Researchers analyzed data from a long-term study of children born between 1991 and 1992, who have been followed periodically since they were born. More than 5,000 of these children were asked to complete a computer-based interview when they were 15 years old. The interview asked them if they had seen 50 randomly selected popular movies that had been coded for the number of seconds of alcohol use they contained. The total number of seconds that the teens had seen alcohol used in a movie was then calculated. The interview also asked teens about their personal use of alcohol, their smoking habits, and their peers' drinking habits.

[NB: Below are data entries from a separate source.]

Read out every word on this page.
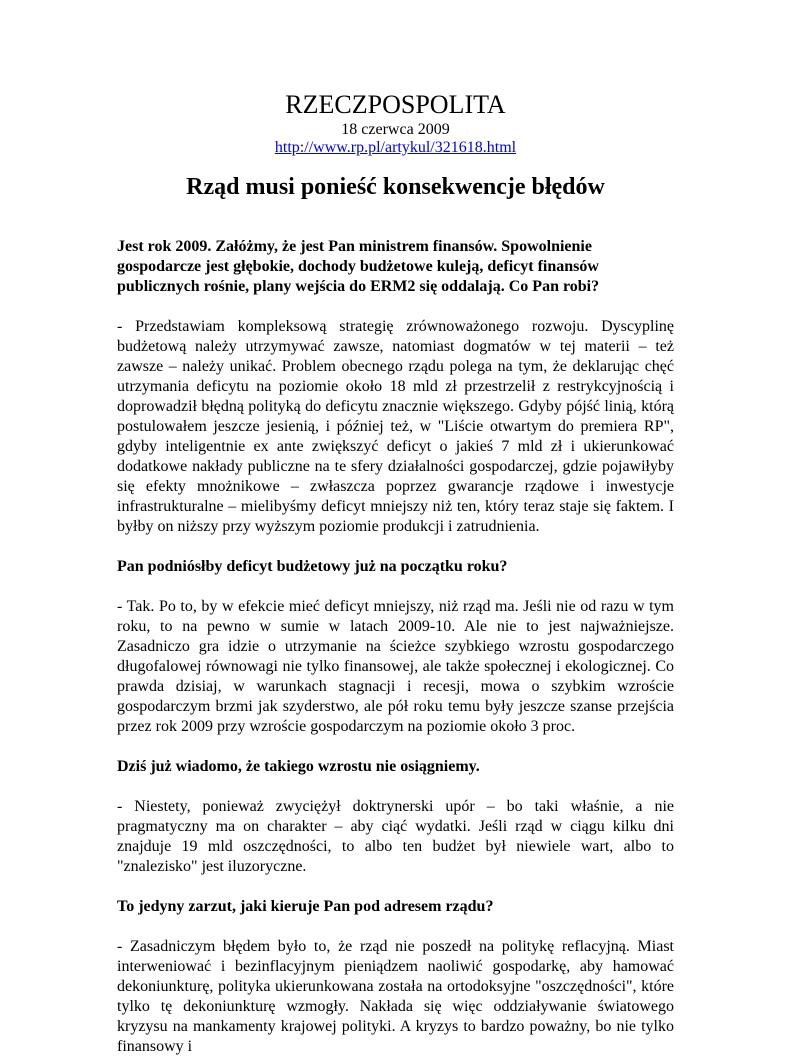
RZECZPOSPOLITA
18 czerwca 2009
http://www.rp.pl/artykul/321618.html
Rząd musi ponieść konsekwencje błędów

Jest rok 2009. Załóżmy, że jest Pan ministrem finansów. Spowolnienie gospodarcze jest głębokie, dochody budżetowe kuleją, deficyt finansów publicznych rośnie, plany wejścia do ERM2 się oddalają. Co Pan robi?

- Przedstawiam kompleksową strategię zrównoważonego rozwoju. Dyscyplinę budżetową należy utrzymywać zawsze, natomiast dogmatów w tej materii – też zawsze – należy unikać. Problem obecnego rządu polega na tym, że deklarując chęć utrzymania deficytu na poziomie około 18 mld zł przestrzelił z restrykcyjnością i doprowadził błędną polityką do deficytu znacznie większego. Gdyby pójść linią, którą postulowałem jeszcze jesienią, i później też, w "Liście otwartym do premiera RP", gdyby inteligentnie ex ante zwiększyć deficyt o jakieś 7 mld zł i ukierunkować dodatkowe nakłady publiczne na te sfery działalności gospodarczej, gdzie pojawiłyby się efekty mnożnikowe – zwłaszcza poprzez gwarancje rządowe i inwestycje infrastrukturalne – mielibyśmy deficyt mniejszy niż ten, który teraz staje się faktem. I byłby on niższy przy wyższym poziomie produkcji i zatrudnienia.

Pan podniósłby deficyt budżetowy już na początku roku?

- Tak. Po to, by w efekcie mieć deficyt mniejszy, niż rząd ma. Jeśli nie od razu w tym roku, to na pewno w sumie w latach 2009-10. Ale nie to jest najważniejsze. Zasadniczo gra idzie o utrzymanie na ścieżce szybkiego wzrostu gospodarczego długofalowej równowagi nie tylko finansowej, ale także społecznej i ekologicznej. Co prawda dzisiaj, w warunkach stagnacji i recesji, mowa o szybkim wzroście gospodarczym brzmi jak szyderstwo, ale pół roku temu były jeszcze szanse przejścia przez rok 2009 przy wzroście gospodarczym na poziomie około 3 proc.

Dziś już wiadomo, że takiego wzrostu nie osiągniemy.

- Niestety, ponieważ zwyciężył doktrynerski upór – bo taki właśnie, a nie pragmatyczny ma on charakter – aby ciąć wydatki. Jeśli rząd w ciągu kilku dni znajduje 19 mld oszczędności, to albo ten budżet był niewiele wart, albo to "znalezisko" jest iluzoryczne.

To jedyny zarzut, jaki kieruje Pan pod adresem rządu?

- Zasadniczym błędem było to, że rząd nie poszedł na politykę reflacyjną. Miast interweniować i bezinflacyjnym pieniądzem naoliwić gospodarkę, aby hamować dekoniunkturę, polityka ukierunkowana została na ortodoksyjne "oszczędności", które tylko tę dekoniunkturę wzmogły. Nakłada się więc oddziaływanie światowego kryzysu na mankamenty krajowej polityki. A kryzys to bardzo poważny, bo nie tylko finansowy i
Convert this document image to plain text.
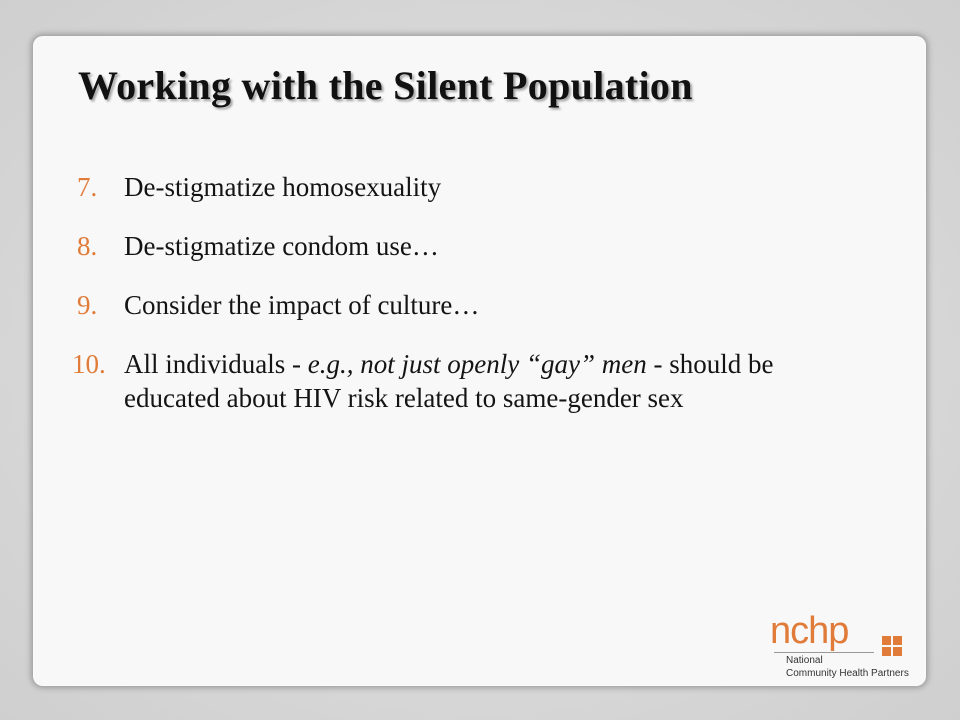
Working with the Silent Population
7. De-stigmatize homosexuality
8. De-stigmatize condom use…
9. Consider the impact of culture…
10. All individuals - e.g., not just openly “gay” men - should be educated about HIV risk related to same-gender sex
nchp
National
Community Health Partners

The teens that had seen the least amount of alcohol use in movies had seen 27 minutes or fewer. The highest group had seen between 45 and 62 minutes of alcohol use.
The study found that the teens that had seen the highest number of minutes of alcohol use were about twice as likely to use alcohol weekly, to binge drink, or to have had alcohol-related problems as those in the lowest exposure group. However, whether a cause-and-effect relationship exists cannot be determined.
Previous studies in the United States and elsewhere have found that exposure to alcohol in movies predicts teen alcohol use.
The Motion Picture Association of America, the group that creates the movie rating system, does not specifically mention alcohol use in its movie ratings criteria.